Endomorphism/Bilinear form/Introduction/Section

Let ${}V$ be a ${}{\mathbb {K} }$ -vector space, endowed with an inner product. An endomorphism

\varphi \colon V\longrightarrow V

induces, with the help of the inner product, a form ${}\Psi _{\varphi }$ defined by

{}\Psi _{\varphi }(v,w)=\left\langle \varphi (v),w\right\rangle \,.

The following properties hold for this form.

Lemma

Let ${}V$ be a ${}{\mathbb {K} }$ -vector space, endowed with an

inner product. Then the following statements hold.

The assignment
$\varphi \longmapsto \Psi _{\varphi }$

assigns to an endomorphism a sesquilinear form. Hence,

$\operatorname {End} _{}{\left(V\right)}\longrightarrow \operatorname {Sesq} _{}{\left(V\right)},\varphi \longmapsto \Psi _{\varphi }.$
This assignment is linear; it is bijective if ${}V$ has finite dimension.
Let ${}V$ be finite-dimensional.

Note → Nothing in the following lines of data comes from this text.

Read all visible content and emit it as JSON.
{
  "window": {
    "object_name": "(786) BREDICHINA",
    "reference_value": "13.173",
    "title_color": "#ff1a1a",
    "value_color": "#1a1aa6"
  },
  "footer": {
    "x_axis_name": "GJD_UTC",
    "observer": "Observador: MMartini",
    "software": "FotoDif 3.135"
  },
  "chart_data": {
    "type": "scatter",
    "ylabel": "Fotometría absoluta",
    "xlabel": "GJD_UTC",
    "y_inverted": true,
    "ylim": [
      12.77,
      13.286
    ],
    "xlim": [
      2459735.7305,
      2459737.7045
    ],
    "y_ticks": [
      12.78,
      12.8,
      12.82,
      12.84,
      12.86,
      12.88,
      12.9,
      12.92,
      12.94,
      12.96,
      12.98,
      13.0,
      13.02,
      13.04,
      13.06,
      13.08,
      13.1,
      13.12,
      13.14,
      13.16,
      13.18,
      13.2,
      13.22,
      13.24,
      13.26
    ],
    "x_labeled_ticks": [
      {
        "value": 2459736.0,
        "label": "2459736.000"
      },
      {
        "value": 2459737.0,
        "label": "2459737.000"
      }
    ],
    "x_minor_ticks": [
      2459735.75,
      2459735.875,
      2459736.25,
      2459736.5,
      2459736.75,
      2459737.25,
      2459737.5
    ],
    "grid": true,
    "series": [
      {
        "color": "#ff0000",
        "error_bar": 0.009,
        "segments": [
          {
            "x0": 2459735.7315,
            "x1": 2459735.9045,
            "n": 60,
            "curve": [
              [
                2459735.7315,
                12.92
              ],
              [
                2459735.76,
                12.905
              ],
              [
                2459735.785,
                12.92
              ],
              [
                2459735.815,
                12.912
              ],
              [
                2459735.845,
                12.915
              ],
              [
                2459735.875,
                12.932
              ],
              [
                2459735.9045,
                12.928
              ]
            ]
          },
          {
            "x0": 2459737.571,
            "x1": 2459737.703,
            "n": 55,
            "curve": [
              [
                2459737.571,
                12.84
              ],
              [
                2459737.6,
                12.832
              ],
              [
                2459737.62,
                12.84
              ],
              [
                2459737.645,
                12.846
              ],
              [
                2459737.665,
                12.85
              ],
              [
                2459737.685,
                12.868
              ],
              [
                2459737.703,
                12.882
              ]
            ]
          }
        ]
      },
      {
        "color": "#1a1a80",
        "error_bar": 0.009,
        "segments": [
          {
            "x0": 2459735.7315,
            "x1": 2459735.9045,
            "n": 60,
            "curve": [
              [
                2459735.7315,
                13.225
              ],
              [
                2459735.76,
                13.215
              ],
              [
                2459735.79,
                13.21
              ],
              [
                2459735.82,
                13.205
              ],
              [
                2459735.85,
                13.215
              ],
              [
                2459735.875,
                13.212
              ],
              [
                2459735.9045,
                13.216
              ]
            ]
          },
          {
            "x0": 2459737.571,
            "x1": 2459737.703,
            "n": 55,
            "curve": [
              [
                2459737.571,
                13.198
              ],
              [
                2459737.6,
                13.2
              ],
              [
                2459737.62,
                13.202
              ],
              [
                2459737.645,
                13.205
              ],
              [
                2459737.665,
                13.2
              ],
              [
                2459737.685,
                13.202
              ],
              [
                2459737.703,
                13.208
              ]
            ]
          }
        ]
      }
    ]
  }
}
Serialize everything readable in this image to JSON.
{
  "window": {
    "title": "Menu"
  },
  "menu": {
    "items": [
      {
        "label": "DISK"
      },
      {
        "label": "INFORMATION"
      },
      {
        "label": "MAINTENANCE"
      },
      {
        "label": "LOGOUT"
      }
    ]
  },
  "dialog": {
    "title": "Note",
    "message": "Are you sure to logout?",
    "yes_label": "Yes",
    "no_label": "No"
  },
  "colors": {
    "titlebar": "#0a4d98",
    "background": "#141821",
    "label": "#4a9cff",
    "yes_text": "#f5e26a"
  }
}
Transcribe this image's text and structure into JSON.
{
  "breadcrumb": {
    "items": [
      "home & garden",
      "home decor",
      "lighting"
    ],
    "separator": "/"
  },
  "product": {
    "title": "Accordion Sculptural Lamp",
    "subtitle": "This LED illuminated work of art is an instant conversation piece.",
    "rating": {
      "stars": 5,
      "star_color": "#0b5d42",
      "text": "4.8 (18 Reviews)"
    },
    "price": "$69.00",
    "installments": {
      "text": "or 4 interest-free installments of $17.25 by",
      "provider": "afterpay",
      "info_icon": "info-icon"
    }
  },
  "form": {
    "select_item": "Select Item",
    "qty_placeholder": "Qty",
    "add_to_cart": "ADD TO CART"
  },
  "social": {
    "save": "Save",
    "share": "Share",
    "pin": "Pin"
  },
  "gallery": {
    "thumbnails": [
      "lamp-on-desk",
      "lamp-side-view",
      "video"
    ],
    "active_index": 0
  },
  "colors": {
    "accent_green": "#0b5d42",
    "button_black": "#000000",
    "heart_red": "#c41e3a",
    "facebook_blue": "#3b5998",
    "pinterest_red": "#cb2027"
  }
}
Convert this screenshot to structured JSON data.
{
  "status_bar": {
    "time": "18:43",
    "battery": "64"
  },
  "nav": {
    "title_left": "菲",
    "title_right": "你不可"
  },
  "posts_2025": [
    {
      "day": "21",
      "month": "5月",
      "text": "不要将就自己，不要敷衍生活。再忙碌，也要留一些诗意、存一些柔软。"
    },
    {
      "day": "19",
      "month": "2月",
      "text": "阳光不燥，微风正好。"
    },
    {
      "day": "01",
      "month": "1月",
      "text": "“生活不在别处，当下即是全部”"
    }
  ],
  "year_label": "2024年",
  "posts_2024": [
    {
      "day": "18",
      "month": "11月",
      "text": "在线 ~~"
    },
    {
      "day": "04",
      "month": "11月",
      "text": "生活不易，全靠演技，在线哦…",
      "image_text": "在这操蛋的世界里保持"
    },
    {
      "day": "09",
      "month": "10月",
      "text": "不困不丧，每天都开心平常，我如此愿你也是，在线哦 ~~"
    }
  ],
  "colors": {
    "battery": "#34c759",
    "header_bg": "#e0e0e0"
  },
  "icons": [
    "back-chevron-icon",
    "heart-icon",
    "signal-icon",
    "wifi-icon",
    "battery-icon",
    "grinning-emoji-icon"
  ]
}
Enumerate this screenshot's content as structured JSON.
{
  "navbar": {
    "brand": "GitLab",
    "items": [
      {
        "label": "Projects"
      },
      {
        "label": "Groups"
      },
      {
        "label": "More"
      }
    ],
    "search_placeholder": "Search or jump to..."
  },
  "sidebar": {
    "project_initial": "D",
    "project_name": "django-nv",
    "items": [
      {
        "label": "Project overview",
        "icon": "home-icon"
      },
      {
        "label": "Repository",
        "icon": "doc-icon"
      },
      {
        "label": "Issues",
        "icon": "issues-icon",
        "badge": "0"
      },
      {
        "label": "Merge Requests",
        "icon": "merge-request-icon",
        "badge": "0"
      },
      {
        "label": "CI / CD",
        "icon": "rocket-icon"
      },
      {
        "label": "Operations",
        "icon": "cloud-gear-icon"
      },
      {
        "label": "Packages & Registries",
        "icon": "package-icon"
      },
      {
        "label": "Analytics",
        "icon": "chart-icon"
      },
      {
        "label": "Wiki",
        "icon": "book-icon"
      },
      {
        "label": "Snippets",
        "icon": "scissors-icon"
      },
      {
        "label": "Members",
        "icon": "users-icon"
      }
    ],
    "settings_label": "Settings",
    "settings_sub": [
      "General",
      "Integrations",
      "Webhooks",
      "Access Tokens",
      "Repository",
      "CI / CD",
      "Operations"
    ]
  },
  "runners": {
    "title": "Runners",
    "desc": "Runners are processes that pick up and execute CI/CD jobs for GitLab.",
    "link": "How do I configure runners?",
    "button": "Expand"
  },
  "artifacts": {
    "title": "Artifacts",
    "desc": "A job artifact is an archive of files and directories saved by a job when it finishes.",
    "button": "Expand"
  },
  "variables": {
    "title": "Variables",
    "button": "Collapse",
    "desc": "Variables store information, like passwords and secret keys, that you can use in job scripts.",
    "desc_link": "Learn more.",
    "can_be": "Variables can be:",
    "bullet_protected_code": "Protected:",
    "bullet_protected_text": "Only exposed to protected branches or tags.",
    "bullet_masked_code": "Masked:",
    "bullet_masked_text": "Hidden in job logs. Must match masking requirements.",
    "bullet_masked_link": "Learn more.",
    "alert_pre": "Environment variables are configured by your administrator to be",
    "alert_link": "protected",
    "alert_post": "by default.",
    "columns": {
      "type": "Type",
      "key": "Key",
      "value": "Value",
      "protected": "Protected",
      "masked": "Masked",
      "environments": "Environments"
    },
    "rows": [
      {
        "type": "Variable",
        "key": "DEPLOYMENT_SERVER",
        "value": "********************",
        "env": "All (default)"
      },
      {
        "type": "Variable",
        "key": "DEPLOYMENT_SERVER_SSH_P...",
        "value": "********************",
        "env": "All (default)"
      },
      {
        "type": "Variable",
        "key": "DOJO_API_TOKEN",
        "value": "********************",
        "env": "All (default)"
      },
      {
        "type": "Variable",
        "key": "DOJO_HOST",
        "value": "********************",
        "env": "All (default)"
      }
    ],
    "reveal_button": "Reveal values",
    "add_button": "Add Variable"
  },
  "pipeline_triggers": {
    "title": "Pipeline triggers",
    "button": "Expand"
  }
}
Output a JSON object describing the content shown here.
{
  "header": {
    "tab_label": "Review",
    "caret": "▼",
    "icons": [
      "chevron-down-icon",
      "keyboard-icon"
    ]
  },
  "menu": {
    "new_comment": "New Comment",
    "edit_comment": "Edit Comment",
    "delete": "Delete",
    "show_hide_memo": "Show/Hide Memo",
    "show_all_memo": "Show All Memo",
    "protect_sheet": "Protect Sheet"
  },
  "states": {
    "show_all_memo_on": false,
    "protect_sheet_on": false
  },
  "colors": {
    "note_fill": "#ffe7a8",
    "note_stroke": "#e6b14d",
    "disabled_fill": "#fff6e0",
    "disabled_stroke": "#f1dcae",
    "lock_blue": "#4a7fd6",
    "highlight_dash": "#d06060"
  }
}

The endomorphism ${}\varphi$ is bijective if and only if ${}\Psi _{\varphi }$ is not degenerate.
Let ${}V$ be finite-dimensional. The endomorphism ${}\varphi$ is self-adjoint if and only if ${}\Psi _{\varphi }$ is Hermitian.

Proof

We have
${}{\begin{aligned}\psi _{\varphi }(av_{1}+bv_{2},w)&=\left\langle \varphi (av_{1}+bv_{2}),w\right\rangle \\&=\left\langle a\varphi (v_{1})+b\varphi (v_{2}),w\right\rangle \\&=a\left\langle \varphi (v_{1}),w\right\rangle +b\left\langle \varphi (v_{2}),w\right\rangle \\&=a\psi _{\varphi }(v_{1},w)+b\psi _{\varphi }(v_{2},w)\end{aligned}}$
and
${}{\begin{aligned}\psi _{\varphi }(v,aw_{1}+bw_{2})&=\left\langle \varphi (v),aw_{1}+bw_{2}\right\rangle \\&={\overline {a}}\left\langle \varphi (v),w_{1}\right\rangle +{\overline {b}}\left\langle \varphi (v),w_{2}\right\rangle \\&={\overline {a}}\psi _{\varphi }(v,w_{1})+{\overline {b}}\psi _{\varphi }(v,w_{2}),\end{aligned}}$
that is, the assignment is linear in the first component, and antilinear in the second component. Therefore, ${}\Psi _{\varphi }$ is a sesquilinear form.
The linearity follows from the linearity of the inner product in the first component. In the finite-dimensional case, we have on the left-hand side and on the right-hand side vector spaces of the dimension ${}{\left(\dim _{K}{\left(V\right)}\right)}^{2}$ ; therefore, it is enough to show injectivity. If ${}\Psi _{\varphi }=0$ is the zero form, then ${}\left\langle \varphi (v),w\right\rangle =0$ for all ${}v,w$ . In particular, ${}\left\langle \varphi (v),\varphi (v)\right\rangle =0$ , which implies ${}\varphi (v)=0$ .
If ${}\varphi$ is not bijective, then let ${}v\in \operatorname {kern} \varphi$ , ${}v\neq 0$ . Then, ${}\Psi _{\varphi }(v,-)$ is the zero mapping in the second component, and the form is degenerate. To prove the converse, suppose that ${}\Psi _{\varphi }(-,-)$ is degenerate. Then there exists a vector ${}v\in V$ , ${}v\neq 0$ , such that ${}\left\langle \varphi (v),-\right\rangle$ is the zero-mapping. Since an inner product is nondegenerate, this implies ${}\varphi (v)=0$ , and ${}\varphi$ is not bijective.
In the self-adjoint case, we have
${}\Psi _{\varphi }(v,w)=\left\langle \varphi (v),w\right\rangle =\left\langle v,\varphi (w)\right\rangle ={\overline {\left\langle \varphi (w),v\right\rangle }}={\overline {\Psi _{\varphi }(w,v)}}\,.$

The converse follows from

${}\left\langle \varphi (v),w\right\rangle =\Psi _{\varphi }(v,w)={\overline {\Psi _{\varphi }(w,v)}}={\overline {\left\langle \varphi (w),v\right\rangle }}=\left\langle v,\varphi (w)\right\rangle \,.$

\Box